As endorfinas não são, de maneira alguma, A Única Explicação do porquê de os masoquistas acharem que essa sensação intensa seja desejável. Nem todo masoquista flutua cheio de felicidade quando está sendo açoitado, e nem todo masoquista gosta de ser açoitados. As maneiras para se experimentar intensas sensações variam do sonhado prazer ao grito agudo, da queimadura que irrita enlouquecedoramente ao calor suave das lágrimas que vertem dos olhos… e qualquer que seja a sensação, há provavelmente alguém que goste dela. Além disso, a dor é contínua. Há diversas sensações diferentes que você pode usar em seu parceiro — leves arranhões com as unhas, espancamento com a mão aberta, beliscões, apertões… há muitas e muitas maneiras de tocar alguém, e todas elas podem ser agradáveis.

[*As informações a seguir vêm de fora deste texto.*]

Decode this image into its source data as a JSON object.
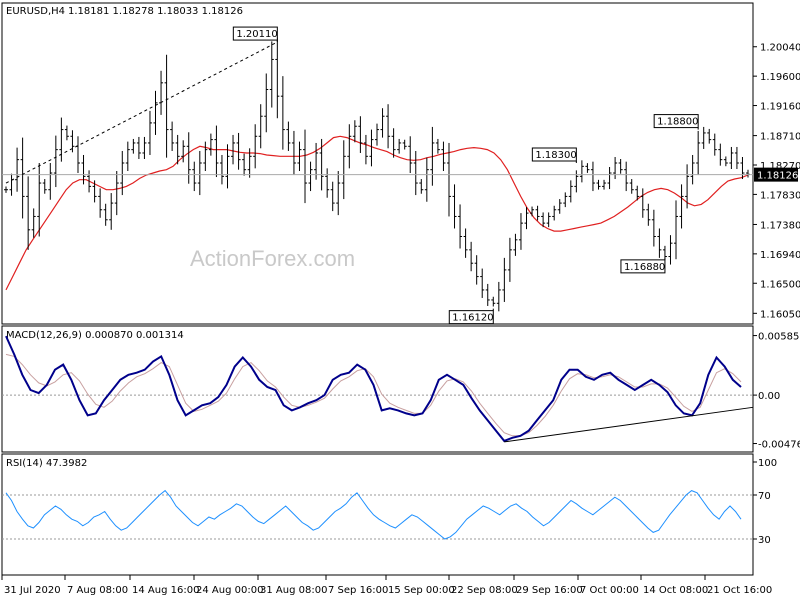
{
  "chart_data": [
    {
      "type": "candlestick",
      "symbol_label": "EURUSD,H4",
      "ohlc_label": "1.18181 1.18278 1.18033 1.18126",
      "ylim": [
        1.1595,
        1.2062
      ],
      "ytick_labels": [
        "1.20040",
        "1.19600",
        "1.19160",
        "1.18710",
        "1.18270",
        "1.17830",
        "1.17380",
        "1.16940",
        "1.16500",
        "1.16050"
      ],
      "current_price": 1.18126,
      "current_price_label": "1.18126",
      "close_series": [
        1.179,
        1.1805,
        1.1835,
        1.178,
        1.173,
        1.175,
        1.18,
        1.179,
        1.1815,
        1.185,
        1.188,
        1.187,
        1.1855,
        1.183,
        1.181,
        1.1795,
        1.178,
        1.176,
        1.1745,
        1.177,
        1.18,
        1.183,
        1.185,
        1.186,
        1.1845,
        1.186,
        1.189,
        1.192,
        1.195,
        1.188,
        1.186,
        1.184,
        1.1855,
        1.182,
        1.18,
        1.183,
        1.185,
        1.1865,
        1.183,
        1.181,
        1.184,
        1.186,
        1.1835,
        1.182,
        1.184,
        1.187,
        1.19,
        1.194,
        1.1985,
        1.193,
        1.188,
        1.186,
        1.183,
        1.185,
        1.18,
        1.182,
        1.1845,
        1.181,
        1.179,
        1.177,
        1.18,
        1.184,
        1.187,
        1.1885,
        1.186,
        1.184,
        1.1865,
        1.188,
        1.19,
        1.187,
        1.185,
        1.186,
        1.1855,
        1.183,
        1.18,
        1.179,
        1.182,
        1.186,
        1.185,
        1.183,
        1.178,
        1.175,
        1.172,
        1.17,
        1.168,
        1.166,
        1.164,
        1.1625,
        1.162,
        1.164,
        1.167,
        1.17,
        1.1715,
        1.174,
        1.1755,
        1.176,
        1.175,
        1.174,
        1.175,
        1.176,
        1.177,
        1.178,
        1.1795,
        1.181,
        1.1825,
        1.182,
        1.18,
        1.1795,
        1.18,
        1.1815,
        1.183,
        1.182,
        1.18,
        1.179,
        1.178,
        1.176,
        1.1745,
        1.172,
        1.17,
        1.169,
        1.171,
        1.175,
        1.178,
        1.181,
        1.183,
        1.186,
        1.1875,
        1.1865,
        1.185,
        1.1835,
        1.183,
        1.1845,
        1.183,
        1.1815,
        1.1813
      ],
      "moving_average_series": [
        1.164,
        1.166,
        1.168,
        1.17,
        1.1715,
        1.173,
        1.1745,
        1.176,
        1.1775,
        1.179,
        1.18,
        1.1805,
        1.1805,
        1.18,
        1.1795,
        1.179,
        1.179,
        1.1792,
        1.1795,
        1.18,
        1.1807,
        1.1812,
        1.1815,
        1.1818,
        1.182,
        1.1825,
        1.1835,
        1.1843,
        1.185,
        1.1855,
        1.1853,
        1.185,
        1.185,
        1.185,
        1.1848,
        1.1846,
        1.1845,
        1.1845,
        1.1844,
        1.1842,
        1.1841,
        1.184,
        1.184,
        1.184,
        1.184,
        1.1842,
        1.1846,
        1.1852,
        1.186,
        1.1868,
        1.187,
        1.1868,
        1.1864,
        1.186,
        1.1857,
        1.1853,
        1.185,
        1.1847,
        1.1842,
        1.1838,
        1.1835,
        1.1834,
        1.1835,
        1.1838,
        1.184,
        1.1843,
        1.1845,
        1.1847,
        1.185,
        1.1852,
        1.1853,
        1.1852,
        1.185,
        1.1845,
        1.1835,
        1.182,
        1.18,
        1.178,
        1.1762,
        1.1748,
        1.1738,
        1.1732,
        1.1728,
        1.1728,
        1.173,
        1.1732,
        1.1734,
        1.1736,
        1.1738,
        1.174,
        1.1745,
        1.175,
        1.1757,
        1.1764,
        1.1772,
        1.178,
        1.1786,
        1.179,
        1.1792,
        1.179,
        1.1785,
        1.1778,
        1.177,
        1.1766,
        1.1768,
        1.1775,
        1.1785,
        1.1795,
        1.1803,
        1.1806,
        1.1808,
        1.1812
      ],
      "annotations": [
        {
          "label": "1.20110",
          "price": 1.2011,
          "index": 49
        },
        {
          "label": "1.18300",
          "price": 1.183,
          "index": 103
        },
        {
          "label": "1.16120",
          "price": 1.1612,
          "index": 88
        },
        {
          "label": "1.18800",
          "price": 1.188,
          "index": 125
        },
        {
          "label": "1.16880",
          "price": 1.1688,
          "index": 119
        }
      ],
      "trendline": {
        "style": "dashed",
        "from": [
          0,
          1.18
        ],
        "to": [
          49,
          1.2011
        ]
      }
    },
    {
      "type": "line",
      "title": "MACD(12,26,9) 0.000870 0.001314",
      "ylim": [
        -0.0052,
        0.0064
      ],
      "ytick_labels": [
        "0.005852",
        "0.00",
        "-0.004761"
      ],
      "series": [
        {
          "values": [
            0.0058,
            0.004,
            0.002,
            0.0005,
            0.0002,
            0.001,
            0.0025,
            0.003,
            0.0015,
            -0.0005,
            -0.002,
            -0.0018,
            -0.0005,
            0.0005,
            0.0015,
            0.002,
            0.0022,
            0.0025,
            0.0033,
            0.0038,
            0.002,
            -0.0005,
            -0.002,
            -0.0015,
            -0.001,
            -0.0008,
            -0.0002,
            0.001,
            0.0028,
            0.0037,
            0.0028,
            0.0015,
            0.0008,
            0.0005,
            -0.001,
            -0.0015,
            -0.0012,
            -0.0008,
            -0.0005,
            0.0,
            0.0015,
            0.002,
            0.0022,
            0.003,
            0.0025,
            0.001,
            -0.0015,
            -0.0013,
            -0.0015,
            -0.0018,
            -0.002,
            -0.0018,
            -0.0005,
            0.0015,
            0.002,
            0.0015,
            0.001,
            -0.0003,
            -0.0015,
            -0.0025,
            -0.0035,
            -0.0045,
            -0.0042,
            -0.004,
            -0.0035,
            -0.0025,
            -0.0015,
            -0.0005,
            0.0015,
            0.0025,
            0.0025,
            0.0018,
            0.0015,
            0.002,
            0.0022,
            0.0015,
            0.001,
            0.0005,
            0.001,
            0.0015,
            0.001,
            0.0003,
            -0.001,
            -0.0018,
            -0.002,
            -0.0008,
            0.002,
            0.0037,
            0.0028,
            0.0015,
            0.0008
          ]
        },
        {
          "values": [
            0.004,
            0.0038,
            0.003,
            0.002,
            0.0012,
            0.0009,
            0.0013,
            0.002,
            0.0022,
            0.0014,
            0.0001,
            -0.0009,
            -0.0012,
            -0.0006,
            0.0004,
            0.0012,
            0.0018,
            0.0021,
            0.0026,
            0.0032,
            0.0028,
            0.001,
            -0.0008,
            -0.0016,
            -0.0014,
            -0.001,
            -0.0006,
            0.0002,
            0.0016,
            0.0028,
            0.0032,
            0.0024,
            0.0014,
            0.0008,
            -0.0002,
            -0.001,
            -0.0012,
            -0.001,
            -0.0007,
            -0.0003,
            0.0006,
            0.0014,
            0.0018,
            0.0024,
            0.0026,
            0.0018,
            0.0001,
            -0.0008,
            -0.0012,
            -0.0015,
            -0.0018,
            -0.0018,
            -0.001,
            0.0004,
            0.0014,
            0.0016,
            0.0013,
            0.0004,
            -0.0008,
            -0.0018,
            -0.0028,
            -0.0037,
            -0.004,
            -0.004,
            -0.0037,
            -0.003,
            -0.0021,
            -0.001,
            0.0004,
            0.0016,
            0.0021,
            0.002,
            0.0017,
            0.0018,
            0.002,
            0.0018,
            0.0013,
            0.0008,
            0.0008,
            0.0011,
            0.0011,
            0.0007,
            -0.0002,
            -0.0011,
            -0.0016,
            -0.0012,
            0.0005,
            0.0022,
            0.0026,
            0.0021,
            0.0013
          ]
        }
      ],
      "trendline": {
        "from": [
          61,
          -0.0046
        ],
        "to": [
          90,
          -0.0012
        ]
      }
    },
    {
      "type": "line",
      "title": "RSI(14) 47.3982",
      "ylim": [
        0,
        100
      ],
      "ytick_labels": [
        "100",
        "70",
        "30"
      ],
      "levels": [
        70,
        30
      ],
      "series": [
        {
          "values": [
            72,
            65,
            55,
            48,
            42,
            40,
            45,
            52,
            56,
            60,
            57,
            52,
            48,
            46,
            42,
            45,
            50,
            52,
            55,
            48,
            42,
            38,
            40,
            45,
            50,
            55,
            60,
            65,
            70,
            74,
            68,
            60,
            55,
            50,
            45,
            42,
            46,
            50,
            48,
            52,
            55,
            58,
            62,
            60,
            55,
            50,
            46,
            44,
            48,
            52,
            56,
            60,
            55,
            50,
            45,
            42,
            38,
            40,
            45,
            50,
            55,
            58,
            62,
            68,
            72,
            65,
            58,
            52,
            48,
            45,
            42,
            40,
            44,
            48,
            52,
            50,
            46,
            42,
            38,
            34,
            30,
            32,
            36,
            42,
            48,
            52,
            56,
            60,
            58,
            55,
            52,
            56,
            60,
            62,
            58,
            55,
            50,
            46,
            42,
            45,
            50,
            55,
            60,
            65,
            62,
            58,
            55,
            52,
            56,
            60,
            64,
            68,
            65,
            60,
            55,
            50,
            45,
            40,
            36,
            38,
            45,
            52,
            58,
            64,
            70,
            74,
            72,
            65,
            58,
            52,
            48,
            55,
            60,
            55,
            48
          ]
        }
      ]
    }
  ],
  "x_axis_labels": [
    "31 Jul 2020",
    "7 Aug 08:00",
    "14 Aug 16:00",
    "24 Aug 00:00",
    "31 Aug 08:00",
    "7 Sep 16:00",
    "15 Sep 00:00",
    "22 Sep 08:00",
    "29 Sep 16:00",
    "7 Oct 00:00",
    "14 Oct 08:00",
    "21 Oct 16:00"
  ],
  "watermark": "ActionForex.com",
  "colors": {
    "price": "#000000",
    "moving_average": "#e02020",
    "macd_line": "#00008b",
    "macd_signal": "#c8a0a0",
    "rsi": "#1e90ff",
    "grid_level": "#999999"
  }
}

Pessoas diferentes curtem níveis diferentes de sensações; “Different strokes for different folks” (Pancadas diferentes para galeras diferentes). O que é um carinho maravilhosamente sensual para uma pessoa, para outra pode ser passar praticamente despercebido para outra, e o que poderia ser deliciosamente fustigante para alguém, pode não ser DE MANEIRA NENHUMA para outro. A negociação contínua é o segredo para que cheguem a um denominador comum de felicidade.

Algumas pessoas acham tudo isso absurdo. “Como pode você querer a dor?” A melhor resposta que posso dar é que algumas pessoas simplesmente parecem ser calibradas de maneira diferente. Elas querem mais sensações; elas acham a intensidade emocionante e excitante, mesmo que outros achem que essas mesmas sensações sejam abusivas ou agonizantes. As pessoas gostam de quantidades diferentes de pimenta na sua comida; porque não nos seus encontros sexuais? Cada pessoa experimenta as mesmas sensações de maneira diferente e, se você quiser mais, há maneiras seguras de conseguir isso. Conseguir o que se quer, com segurança, pode tornar sua vida muito mais feliz.

(Para saber muito mais sobre sensações e brincadeiras com sensações, eu recomendo o livro Sensuous Magic, de Pat Califia.)